Como Gilliam começou a trabalhar sozinho na animação, “eles não sabiam o que eu estava fazendo até o dia do show”, disse ele. “Então eu tive a maior liberdade de todo o grupo, e eles nunca me perdoaram por isso.”

Gilliam também desenhou os créditos de abertura e as sequências animadas dos filmes “Monty Python e o Santo Graal” e “Monty Python’s Life of Brian”. Durante a masterclass, Gilliam explicou as origens de seu recorte mais famoso – o pé celestial que esmaga tudo na série de TV – que foi retirado de uma pintura italiana do século 16 de Bronzino chamada “Vênus, Cupido, Loucura e Tempo”.

“É uma pintura estranha”, disse Gilliam, “e posteriormente me disseram que é provavelmente a pintura mais erótica da Galeria Nacional. Tem uma cena grande, sexy e linda, toda essa atividade acontecendo, e tem o pé do Cupido no canto. Ele está prestes a pisar em duas pombas que estão voando e arrulhando. Toda esta pintura é sobre amor, mas acontece que é um tipo de amor muito especial. Amor venéreo, como nas doenças venéreas.

“Na verdade, é um quadro de sífilis, que foi um presente do povo caribenho”, disse ele. “Quando os europeus foram para o Caribe depois de Colombo e trouxeram a febre tifóide, compraram varicela, varíola e exterminaram centenas de milhares delas. Em troca, eles tinham um presente para a Europa, e era a sífilis.

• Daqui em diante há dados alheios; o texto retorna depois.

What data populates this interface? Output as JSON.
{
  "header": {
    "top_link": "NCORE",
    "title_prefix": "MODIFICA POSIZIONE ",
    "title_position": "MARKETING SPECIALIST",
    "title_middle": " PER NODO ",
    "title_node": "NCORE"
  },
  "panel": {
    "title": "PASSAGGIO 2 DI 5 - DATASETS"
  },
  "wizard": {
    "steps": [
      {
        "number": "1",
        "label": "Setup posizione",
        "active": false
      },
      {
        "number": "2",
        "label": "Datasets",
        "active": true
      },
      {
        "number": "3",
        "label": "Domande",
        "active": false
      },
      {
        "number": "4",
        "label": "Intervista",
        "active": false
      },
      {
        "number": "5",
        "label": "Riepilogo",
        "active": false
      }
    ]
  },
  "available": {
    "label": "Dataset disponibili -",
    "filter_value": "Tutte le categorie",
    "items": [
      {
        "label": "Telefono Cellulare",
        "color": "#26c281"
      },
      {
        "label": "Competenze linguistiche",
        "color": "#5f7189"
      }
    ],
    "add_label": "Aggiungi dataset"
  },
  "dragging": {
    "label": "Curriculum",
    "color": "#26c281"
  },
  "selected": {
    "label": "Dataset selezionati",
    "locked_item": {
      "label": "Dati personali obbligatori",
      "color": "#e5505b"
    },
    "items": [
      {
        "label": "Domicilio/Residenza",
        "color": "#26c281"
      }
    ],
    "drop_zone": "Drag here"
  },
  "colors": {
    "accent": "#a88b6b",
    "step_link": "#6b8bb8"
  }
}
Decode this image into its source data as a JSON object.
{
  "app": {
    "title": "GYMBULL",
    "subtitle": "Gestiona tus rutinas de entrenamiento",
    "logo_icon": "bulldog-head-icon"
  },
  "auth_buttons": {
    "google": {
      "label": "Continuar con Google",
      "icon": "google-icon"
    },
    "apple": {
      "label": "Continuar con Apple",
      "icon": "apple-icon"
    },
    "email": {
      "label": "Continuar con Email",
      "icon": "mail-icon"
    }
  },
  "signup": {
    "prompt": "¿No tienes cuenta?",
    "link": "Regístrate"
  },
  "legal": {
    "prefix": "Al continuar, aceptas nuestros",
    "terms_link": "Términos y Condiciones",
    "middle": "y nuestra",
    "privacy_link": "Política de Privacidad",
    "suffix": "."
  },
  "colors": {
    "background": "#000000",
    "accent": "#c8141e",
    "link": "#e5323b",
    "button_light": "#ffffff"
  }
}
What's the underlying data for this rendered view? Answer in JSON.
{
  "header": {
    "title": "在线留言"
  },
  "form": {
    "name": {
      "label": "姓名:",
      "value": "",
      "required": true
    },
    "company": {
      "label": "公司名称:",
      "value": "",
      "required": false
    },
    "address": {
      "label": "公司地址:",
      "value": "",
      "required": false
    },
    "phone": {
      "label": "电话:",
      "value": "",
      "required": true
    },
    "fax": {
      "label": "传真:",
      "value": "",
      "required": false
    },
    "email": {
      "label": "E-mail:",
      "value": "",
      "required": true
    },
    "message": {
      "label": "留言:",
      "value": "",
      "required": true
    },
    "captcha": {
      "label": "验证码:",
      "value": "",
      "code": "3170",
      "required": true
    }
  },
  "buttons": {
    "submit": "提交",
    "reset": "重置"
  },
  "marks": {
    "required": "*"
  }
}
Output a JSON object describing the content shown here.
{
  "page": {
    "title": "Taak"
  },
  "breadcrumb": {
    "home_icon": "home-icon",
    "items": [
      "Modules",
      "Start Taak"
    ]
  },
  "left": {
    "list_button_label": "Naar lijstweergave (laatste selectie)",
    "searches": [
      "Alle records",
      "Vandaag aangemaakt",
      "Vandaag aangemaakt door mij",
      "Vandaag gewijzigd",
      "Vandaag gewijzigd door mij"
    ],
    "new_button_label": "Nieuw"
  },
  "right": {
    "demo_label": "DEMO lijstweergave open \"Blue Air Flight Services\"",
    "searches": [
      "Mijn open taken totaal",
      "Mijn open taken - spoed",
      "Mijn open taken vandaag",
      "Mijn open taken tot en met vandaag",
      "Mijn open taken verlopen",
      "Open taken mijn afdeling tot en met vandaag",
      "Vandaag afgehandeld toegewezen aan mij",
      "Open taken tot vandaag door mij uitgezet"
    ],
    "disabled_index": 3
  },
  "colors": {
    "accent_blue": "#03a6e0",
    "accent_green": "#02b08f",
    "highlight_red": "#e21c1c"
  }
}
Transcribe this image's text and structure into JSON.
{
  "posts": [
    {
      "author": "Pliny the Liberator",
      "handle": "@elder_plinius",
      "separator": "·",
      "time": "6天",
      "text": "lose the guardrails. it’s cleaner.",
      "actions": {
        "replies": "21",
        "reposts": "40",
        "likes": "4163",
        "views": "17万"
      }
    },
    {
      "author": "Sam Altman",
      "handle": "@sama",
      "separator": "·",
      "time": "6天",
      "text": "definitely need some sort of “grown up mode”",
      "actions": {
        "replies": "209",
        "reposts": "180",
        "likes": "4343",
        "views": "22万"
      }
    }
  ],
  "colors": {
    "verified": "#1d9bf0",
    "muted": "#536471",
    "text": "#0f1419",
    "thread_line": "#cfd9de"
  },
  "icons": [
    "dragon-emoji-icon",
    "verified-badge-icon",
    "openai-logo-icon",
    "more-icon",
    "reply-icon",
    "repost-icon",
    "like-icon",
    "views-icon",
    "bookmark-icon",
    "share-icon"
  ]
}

Houve uma enorme pandemia na Europa durante 50 anos, com pessoas morrendo de sífilis, e esta pintura é sobre isso. É uma pintura muito irônica e muito bonita e, por alguma razão, achei que o pé do Cupido era a melhor coisa da pintura e roubei-o.”

Gilliam produziu sua animação mais influente durante sua gestão com Monty Python (que continuou através de shows e filmes independentes). Questionado se já se sentiu tentado a fazer um longa-metragem de animação, Gilliam não hesitou em responder: “Não, dá muito trabalho!”

Mas Monty Python deu a ele a chance de dirigir ação ao vivo. “Aqui está o que aconteceu com ‘Santo Graal’”, explicou ele. “Quando escrevemos o filme, Terry Jones e eu estávamos reclamando de todos os programas de televisão. Não gostamos da forma como foram filmados e por isso perguntamos aos outros: ‘Estaria tudo bem se alguém chamado Terry pudesse escrever e dirigir ‘Santo Graal’?’ E os outros disseram: ‘Sim’, porque era basicamente um trabalho de cachorro. É difícil. Pythons não seguem orientações. Pythons sabem o que estão fazendo.”

Mas os dois Terrys assumiram a responsabilidade, “e de repente nossos nomes apareceram na tela, ‘dirigidos por T&T’, e o show foi lançado e foi incrivelmente bem. Éramos diretores de cinema famosos assim mesmo. É tudo o que você precisa fazer, colocar seu nome lá em cima, dizer ‘dirigido por’ e você estará no meio do caminho, e as pessoas acreditarão, especialmente os executivos de Hollywood.”

Depois de uma carreira de batalhas difíceis – desde o estúdio que o forçou a cortar “Brasil” até a empresa de títulos que ameaçou processar pela produção “completamente fora de controle” de “As Aventuras do Barão Munchausen” – Gilliam não mede palavras sobre os agentes e executivos da indústria: “Eles vivem em um mundo de completa neurose. Nunca dê ouvidos a eles! Tudo o que sei é que todos os erros que cometi nunca foram tão graves quanto os erros cometidos pelos executivos mais bem pagos.”

Apesar de todos os contratempos, Gilliam não perdeu o senso de humor, caindo repetidamente em gargalhadas durante a masterclass. “Somos provavelmente a espécie mais absurda do planeta. Somos ridículos. Somos absurdos. Nossos cérebros são grandes demais para nossos melhores sentidos. Só acho que é isso que somos e temos que aprender a rir de nós mesmos”, disse ele.

“Vivemos numa época em que as pessoas se sentem menos confortáveis ​​em rir das outras pessoas e, pessoalmente, acho que isso não é muito saudável. Acho que o riso é provavelmente a coisa mais importante da sua vida. Isso mantém você jovem. Até os médicos concordaram com isso”, continuou Gilliam, contando a piada mais surpreendente da sessão. “E então eu rio muito, pelo menos em público. Em casa, em particular, bati na minha esposa.”